We are beginning to appreciate the importance of complex metabolic diseases in shaping the tumor microenvironment, while the accompanying research of underlying redox regulatory mechanisms is truly in its infancy. Nevertheless, results from recent comprehensive transcriptomic, proteomic, and metabolomic studies emphasize the enormous potential of individual profiling for cancer diagnostic and prognostic advancements, highlighting that study of redox-metabolic networks is a fertile ground for the search for biomarkers that will guide our approach in personalized therapy designs. More extensive population-based prospective and nested control-case studies employing multivariate analysis are needed to draw definite conclusions.

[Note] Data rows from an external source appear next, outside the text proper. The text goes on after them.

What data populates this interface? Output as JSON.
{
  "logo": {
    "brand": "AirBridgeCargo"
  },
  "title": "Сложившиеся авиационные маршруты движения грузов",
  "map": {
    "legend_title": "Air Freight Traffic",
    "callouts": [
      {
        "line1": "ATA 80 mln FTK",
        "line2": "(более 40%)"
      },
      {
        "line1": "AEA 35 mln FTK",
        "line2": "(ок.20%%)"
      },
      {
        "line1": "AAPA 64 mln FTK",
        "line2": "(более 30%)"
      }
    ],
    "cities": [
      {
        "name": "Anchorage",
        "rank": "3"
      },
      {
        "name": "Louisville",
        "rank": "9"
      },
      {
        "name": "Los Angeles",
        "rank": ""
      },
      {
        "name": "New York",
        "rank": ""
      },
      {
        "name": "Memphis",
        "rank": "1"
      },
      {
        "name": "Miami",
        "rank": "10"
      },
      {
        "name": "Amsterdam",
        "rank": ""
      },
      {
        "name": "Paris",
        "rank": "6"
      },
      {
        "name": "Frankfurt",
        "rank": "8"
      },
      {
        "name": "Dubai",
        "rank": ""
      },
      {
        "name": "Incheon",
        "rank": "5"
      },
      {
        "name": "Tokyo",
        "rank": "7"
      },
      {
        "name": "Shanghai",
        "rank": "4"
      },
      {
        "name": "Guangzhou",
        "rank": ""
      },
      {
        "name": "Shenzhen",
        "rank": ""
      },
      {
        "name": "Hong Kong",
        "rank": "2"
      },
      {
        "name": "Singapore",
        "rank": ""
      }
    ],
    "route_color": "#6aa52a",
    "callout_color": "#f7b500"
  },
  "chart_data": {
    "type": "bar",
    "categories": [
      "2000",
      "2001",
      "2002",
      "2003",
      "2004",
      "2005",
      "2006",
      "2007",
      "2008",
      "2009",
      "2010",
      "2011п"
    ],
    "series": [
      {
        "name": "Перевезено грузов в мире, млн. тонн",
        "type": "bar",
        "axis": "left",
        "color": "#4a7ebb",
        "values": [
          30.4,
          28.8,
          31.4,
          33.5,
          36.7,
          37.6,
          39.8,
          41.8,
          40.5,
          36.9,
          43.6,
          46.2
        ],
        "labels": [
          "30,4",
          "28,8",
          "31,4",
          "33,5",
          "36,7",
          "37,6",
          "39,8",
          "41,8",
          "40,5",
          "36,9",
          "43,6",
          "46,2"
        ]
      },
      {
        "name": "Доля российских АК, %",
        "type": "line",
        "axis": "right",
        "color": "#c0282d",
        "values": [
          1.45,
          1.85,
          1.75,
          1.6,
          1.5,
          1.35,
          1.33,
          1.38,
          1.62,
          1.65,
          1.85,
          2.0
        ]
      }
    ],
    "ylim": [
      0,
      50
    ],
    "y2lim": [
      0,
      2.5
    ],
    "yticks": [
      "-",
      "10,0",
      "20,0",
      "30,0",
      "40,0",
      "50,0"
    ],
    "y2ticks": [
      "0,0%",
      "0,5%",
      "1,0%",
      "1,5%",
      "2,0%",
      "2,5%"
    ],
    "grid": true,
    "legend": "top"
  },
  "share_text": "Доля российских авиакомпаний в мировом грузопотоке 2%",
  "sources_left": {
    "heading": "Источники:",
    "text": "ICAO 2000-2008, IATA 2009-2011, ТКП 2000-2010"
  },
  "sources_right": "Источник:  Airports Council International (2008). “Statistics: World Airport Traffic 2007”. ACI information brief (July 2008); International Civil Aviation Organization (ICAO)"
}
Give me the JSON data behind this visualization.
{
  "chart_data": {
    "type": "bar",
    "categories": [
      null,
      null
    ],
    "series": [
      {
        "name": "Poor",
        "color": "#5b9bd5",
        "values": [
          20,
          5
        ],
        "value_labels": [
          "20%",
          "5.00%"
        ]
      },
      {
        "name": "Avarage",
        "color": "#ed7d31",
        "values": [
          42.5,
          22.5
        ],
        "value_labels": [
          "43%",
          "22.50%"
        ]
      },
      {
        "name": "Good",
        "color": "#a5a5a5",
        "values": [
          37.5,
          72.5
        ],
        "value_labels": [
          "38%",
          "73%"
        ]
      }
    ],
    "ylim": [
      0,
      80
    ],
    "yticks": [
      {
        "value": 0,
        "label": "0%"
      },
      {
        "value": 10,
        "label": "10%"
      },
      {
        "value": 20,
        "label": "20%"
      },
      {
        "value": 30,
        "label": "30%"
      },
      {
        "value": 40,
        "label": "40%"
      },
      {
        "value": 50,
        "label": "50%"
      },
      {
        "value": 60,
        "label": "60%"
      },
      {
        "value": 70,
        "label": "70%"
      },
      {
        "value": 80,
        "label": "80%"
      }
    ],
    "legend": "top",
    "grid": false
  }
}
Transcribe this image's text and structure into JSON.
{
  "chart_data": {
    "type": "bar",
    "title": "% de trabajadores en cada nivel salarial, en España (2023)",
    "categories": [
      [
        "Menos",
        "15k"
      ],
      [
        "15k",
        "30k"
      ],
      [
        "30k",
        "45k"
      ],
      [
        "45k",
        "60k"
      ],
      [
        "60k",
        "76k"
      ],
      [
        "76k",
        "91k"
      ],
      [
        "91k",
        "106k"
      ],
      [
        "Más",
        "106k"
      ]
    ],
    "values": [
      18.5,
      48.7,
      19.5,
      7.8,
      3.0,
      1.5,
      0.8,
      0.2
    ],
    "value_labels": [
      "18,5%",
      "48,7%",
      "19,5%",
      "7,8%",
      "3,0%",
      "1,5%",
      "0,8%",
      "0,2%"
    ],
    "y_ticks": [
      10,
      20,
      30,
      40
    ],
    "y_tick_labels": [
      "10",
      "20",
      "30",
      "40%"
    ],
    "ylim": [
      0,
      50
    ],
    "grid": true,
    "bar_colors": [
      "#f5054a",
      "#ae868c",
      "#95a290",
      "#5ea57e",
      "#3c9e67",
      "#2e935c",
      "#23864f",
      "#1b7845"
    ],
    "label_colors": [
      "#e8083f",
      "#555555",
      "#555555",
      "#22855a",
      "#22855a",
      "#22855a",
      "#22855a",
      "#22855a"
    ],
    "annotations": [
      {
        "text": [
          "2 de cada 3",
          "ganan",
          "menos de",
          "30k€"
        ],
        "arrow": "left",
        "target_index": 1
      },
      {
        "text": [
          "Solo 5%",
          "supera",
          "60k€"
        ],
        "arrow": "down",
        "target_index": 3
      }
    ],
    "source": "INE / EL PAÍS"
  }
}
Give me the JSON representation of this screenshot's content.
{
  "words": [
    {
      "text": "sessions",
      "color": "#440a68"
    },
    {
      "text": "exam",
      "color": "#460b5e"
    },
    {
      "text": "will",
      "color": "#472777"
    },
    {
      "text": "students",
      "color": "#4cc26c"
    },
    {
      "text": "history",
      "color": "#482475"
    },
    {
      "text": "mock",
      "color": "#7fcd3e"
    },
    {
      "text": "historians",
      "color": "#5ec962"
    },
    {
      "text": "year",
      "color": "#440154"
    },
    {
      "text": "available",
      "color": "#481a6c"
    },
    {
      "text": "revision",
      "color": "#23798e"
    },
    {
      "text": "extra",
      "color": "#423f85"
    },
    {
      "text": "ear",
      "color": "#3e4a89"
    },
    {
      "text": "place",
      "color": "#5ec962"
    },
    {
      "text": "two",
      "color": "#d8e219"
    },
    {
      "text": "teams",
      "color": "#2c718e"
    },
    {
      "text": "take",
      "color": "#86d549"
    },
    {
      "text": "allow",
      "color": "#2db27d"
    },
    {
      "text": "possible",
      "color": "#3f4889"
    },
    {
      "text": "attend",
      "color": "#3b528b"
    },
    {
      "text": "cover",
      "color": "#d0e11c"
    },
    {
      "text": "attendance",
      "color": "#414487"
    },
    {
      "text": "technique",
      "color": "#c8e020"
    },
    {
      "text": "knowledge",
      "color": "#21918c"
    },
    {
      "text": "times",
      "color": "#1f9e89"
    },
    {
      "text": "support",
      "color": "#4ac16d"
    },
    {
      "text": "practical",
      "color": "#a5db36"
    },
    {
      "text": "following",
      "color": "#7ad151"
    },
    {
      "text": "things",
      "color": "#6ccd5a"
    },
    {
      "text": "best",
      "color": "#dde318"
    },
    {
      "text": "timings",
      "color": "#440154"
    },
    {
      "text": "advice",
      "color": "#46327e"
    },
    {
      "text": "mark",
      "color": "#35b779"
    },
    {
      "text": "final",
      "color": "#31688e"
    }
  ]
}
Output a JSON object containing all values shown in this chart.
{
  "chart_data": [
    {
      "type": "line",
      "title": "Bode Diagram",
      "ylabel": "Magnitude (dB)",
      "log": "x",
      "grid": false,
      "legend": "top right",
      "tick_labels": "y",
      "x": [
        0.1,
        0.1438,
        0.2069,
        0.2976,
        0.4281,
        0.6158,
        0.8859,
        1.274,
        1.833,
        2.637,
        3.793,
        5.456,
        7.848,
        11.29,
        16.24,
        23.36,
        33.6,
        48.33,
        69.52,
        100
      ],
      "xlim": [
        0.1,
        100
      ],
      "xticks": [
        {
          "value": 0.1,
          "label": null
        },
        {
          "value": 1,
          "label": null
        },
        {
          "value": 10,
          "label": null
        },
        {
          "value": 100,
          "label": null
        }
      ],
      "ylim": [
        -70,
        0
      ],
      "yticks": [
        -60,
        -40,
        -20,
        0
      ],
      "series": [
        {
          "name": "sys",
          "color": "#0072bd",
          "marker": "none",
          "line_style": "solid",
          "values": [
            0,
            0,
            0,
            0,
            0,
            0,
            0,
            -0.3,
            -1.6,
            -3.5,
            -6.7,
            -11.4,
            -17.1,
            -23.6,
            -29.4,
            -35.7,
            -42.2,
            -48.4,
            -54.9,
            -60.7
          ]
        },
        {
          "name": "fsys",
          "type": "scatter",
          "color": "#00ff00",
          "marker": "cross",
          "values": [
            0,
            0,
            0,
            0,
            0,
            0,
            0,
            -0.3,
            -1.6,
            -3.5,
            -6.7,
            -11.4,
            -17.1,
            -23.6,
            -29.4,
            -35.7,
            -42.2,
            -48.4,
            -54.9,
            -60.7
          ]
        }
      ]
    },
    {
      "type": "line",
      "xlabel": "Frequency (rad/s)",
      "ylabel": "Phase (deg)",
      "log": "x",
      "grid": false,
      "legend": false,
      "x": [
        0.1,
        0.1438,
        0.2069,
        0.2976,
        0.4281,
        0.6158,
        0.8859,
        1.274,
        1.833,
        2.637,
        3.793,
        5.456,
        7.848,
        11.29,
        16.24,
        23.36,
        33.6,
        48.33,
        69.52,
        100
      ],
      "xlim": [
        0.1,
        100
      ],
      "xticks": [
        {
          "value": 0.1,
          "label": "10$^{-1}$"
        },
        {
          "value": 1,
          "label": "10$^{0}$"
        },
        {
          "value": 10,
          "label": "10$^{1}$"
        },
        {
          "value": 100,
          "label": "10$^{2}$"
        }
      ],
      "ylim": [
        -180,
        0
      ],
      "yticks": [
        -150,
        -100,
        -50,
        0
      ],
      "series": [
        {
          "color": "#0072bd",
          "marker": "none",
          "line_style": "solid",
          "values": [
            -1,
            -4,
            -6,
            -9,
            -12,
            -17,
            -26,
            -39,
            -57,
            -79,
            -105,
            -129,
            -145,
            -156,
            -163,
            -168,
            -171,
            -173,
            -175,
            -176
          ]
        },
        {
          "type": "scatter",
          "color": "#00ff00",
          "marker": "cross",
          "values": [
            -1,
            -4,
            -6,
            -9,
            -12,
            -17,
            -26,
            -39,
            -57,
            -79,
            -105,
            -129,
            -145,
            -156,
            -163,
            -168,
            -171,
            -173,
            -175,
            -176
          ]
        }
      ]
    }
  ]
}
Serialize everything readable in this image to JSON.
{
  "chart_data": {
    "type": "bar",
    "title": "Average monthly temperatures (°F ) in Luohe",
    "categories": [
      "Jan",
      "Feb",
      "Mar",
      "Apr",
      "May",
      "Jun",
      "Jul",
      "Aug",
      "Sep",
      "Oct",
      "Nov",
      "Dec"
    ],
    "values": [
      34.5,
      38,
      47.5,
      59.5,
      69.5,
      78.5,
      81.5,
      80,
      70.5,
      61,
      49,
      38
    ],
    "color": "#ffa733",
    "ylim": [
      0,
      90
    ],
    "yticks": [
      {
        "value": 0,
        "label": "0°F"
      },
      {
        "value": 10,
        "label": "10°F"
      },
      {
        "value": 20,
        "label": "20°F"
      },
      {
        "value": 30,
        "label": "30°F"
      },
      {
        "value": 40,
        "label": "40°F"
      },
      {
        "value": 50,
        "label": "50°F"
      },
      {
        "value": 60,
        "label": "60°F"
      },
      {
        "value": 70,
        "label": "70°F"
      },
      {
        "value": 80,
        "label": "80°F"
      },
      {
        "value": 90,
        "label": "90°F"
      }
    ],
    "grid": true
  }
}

Conclusions and future perspectives

"All right, said the Cat; and this time it vanished quite slowly, beginning with the end of the tail, and ending with the grin, which remained some time after the rest of it had gone".

This quote illustrates the duality of present perspectives when we talk about redox biomarkers in complex disease conditions such as those related to obesity, metabolic syndrome, and diabetes. Currently, we are beginning to understand the redox bases of metabolic diseases but are encountering numerous challenges in validating redox biomarkers. These include overlapping of metabolic conditions, differential clinical presentation and progression, the involvement of a wide range of organs and organ systems, limitations in the availability of human biological samples, and the absence of reference values of redox biomarkers in healthy subjects, including diurnal variations. On the other hand, after decades of testing redox biomarkers in plasma/serum, blood cells, urine, saliva, and other bodily fluids and available biological material, some redox biomarkers are approaching the fulfillment of strict criteria [2]. The development of various redox methodologies and less invasive approaches in recent years is encouraging. In addition to measuring markers of oxidative damage to biomolecules and alterations in antioxidant defense components, direct electrochemical measurement of reactive species (NO, H2O2, and even H2S) has become a real possibility today. The selection of representative sets of biomarkers for specific metabolic diseases and their standardization is one of the first steps warranting further research. Rigorous evaluation of redox proteomes, lipidomes, metabolomes, and transcriptomes will be of great help in deciphering the complex redox-metabolic landscapes. This should be preceded by the validation of redox biomarkers in healthy subjects, taking into account the influence of lifestyle (diet, physical activity, sleep, work patterns) and diurnal fluctuations in metabolites influenced by circadian rhythms. The development of new methodologies for determining redox biomarkers in tissue biopsies, such as adipose tissue, could eliminate some of the challenges related to the standardization of redox biomarkers in obesity, metabolic syndrome, and diabetes. Emerging advances in redox biology, both research-wise and methodologically, allow us to be optimistic about the future of redox disease biomarkers in clinical medicine.

Declaration of competing interest

The authors declare no conflict of interest.